1. Observation on 4/29/24 from 9:11 A.M. through 9:36 A.M., during the initial kitchen observations, showed:
-A buildup of grime under the dishwasher.
-A small leak from the garbage disposal.
-A buildup of grime and debris including cups and dust under the ice machine.
-The presence of grime around nozzles of juice machine.
2. Observations on 5/2/24 from 6:25 A.M. through 8:37 A.M., showed:
-A buildup of grime under the dishwasher.
-A small leak from the garbage disposal.
-A buildup of grime and debris including cups and dust under the ice machine.
-The presence of grime around nozzles of juice machine.
-The presence of dust on light fixtures above the steam table.
-DA A's hair was not completely covered by a hair restraint.
-The temperature of the milk that was in a tub was 48.3 ºF (degrees Fahrenheit).

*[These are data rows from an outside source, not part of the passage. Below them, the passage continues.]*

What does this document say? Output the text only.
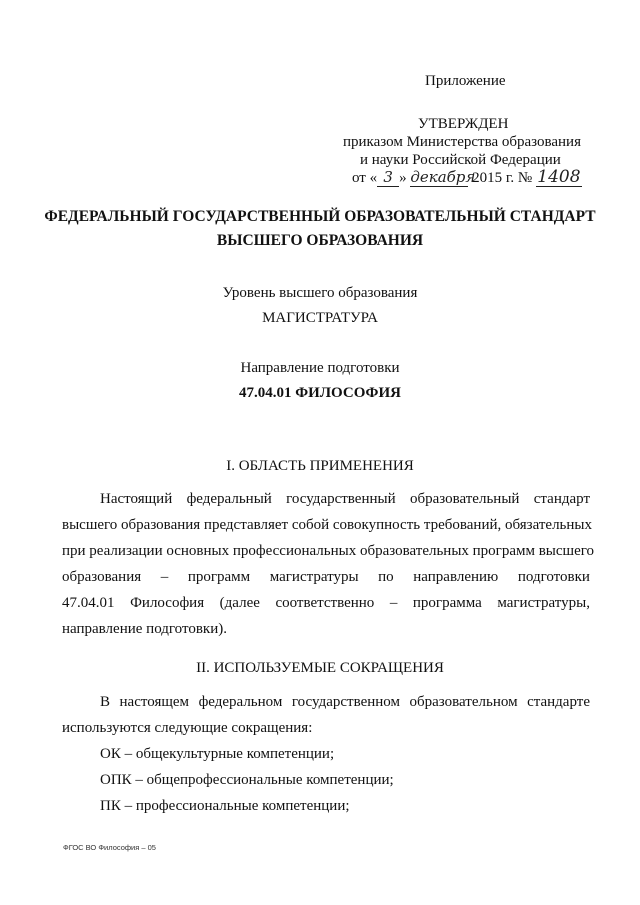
Приложение
УТВЕРЖДЕН
приказом Министерства образования
и науки Российской Федерации
от « 3 » декабря 2015 г. № 1408
ФЕДЕРАЛЬНЫЙ ГОСУДАРСТВЕННЫЙ ОБРАЗОВАТЕЛЬНЫЙ СТАНДАРТ
ВЫСШЕГО ОБРАЗОВАНИЯ
Уровень высшего образования
МАГИСТРАТУРА
Направление подготовки
47.04.01 ФИЛОСОФИЯ
I. ОБЛАСТЬ ПРИМЕНЕНИЯ
Настоящий федеральный государственный образовательный стандарт
высшего образования представляет собой совокупность требований, обязательных
при реализации основных профессиональных образовательных программ высшего
образования – программ магистратуры по направлению подготовки
47.04.01 Философия (далее соответственно – программа магистратуры,
направление подготовки).
II. ИСПОЛЬЗУЕМЫЕ СОКРАЩЕНИЯ
В настоящем федеральном государственном образовательном стандарте
используются следующие сокращения:
ОК – общекультурные компетенции;
ОПК – общепрофессиональные компетенции;
ПК – профессиональные компетенции;
ФГОС ВО Философия – 05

During an interview on 5/2/24 at 7:43 A.M., DA A said he/she did not know the lower part of his/her hair was not covered by the hair net.
During an interview on 5/2/24 at 8:39 A.M., DA B said he/she did not check the temperature of the milk before that day and the tub that the container of milk was in did not have ice in it.
During interviews on 5/2/24, from 8:49 A.M. through 8:57 A.M., the Dietary Manager (DM) said:
-He/She had not scraped off the debris from the outside of the garbage disposal and that in the past, maintenance tried to repair it.
-The Maintenance Director attempted to fix garbage disposal about 2-3 weeks prior to the survey.
-He/She was not sure why they did not label the sugar.
-The bottle with the unidentified liquid on the shelf above the stove was filled with water.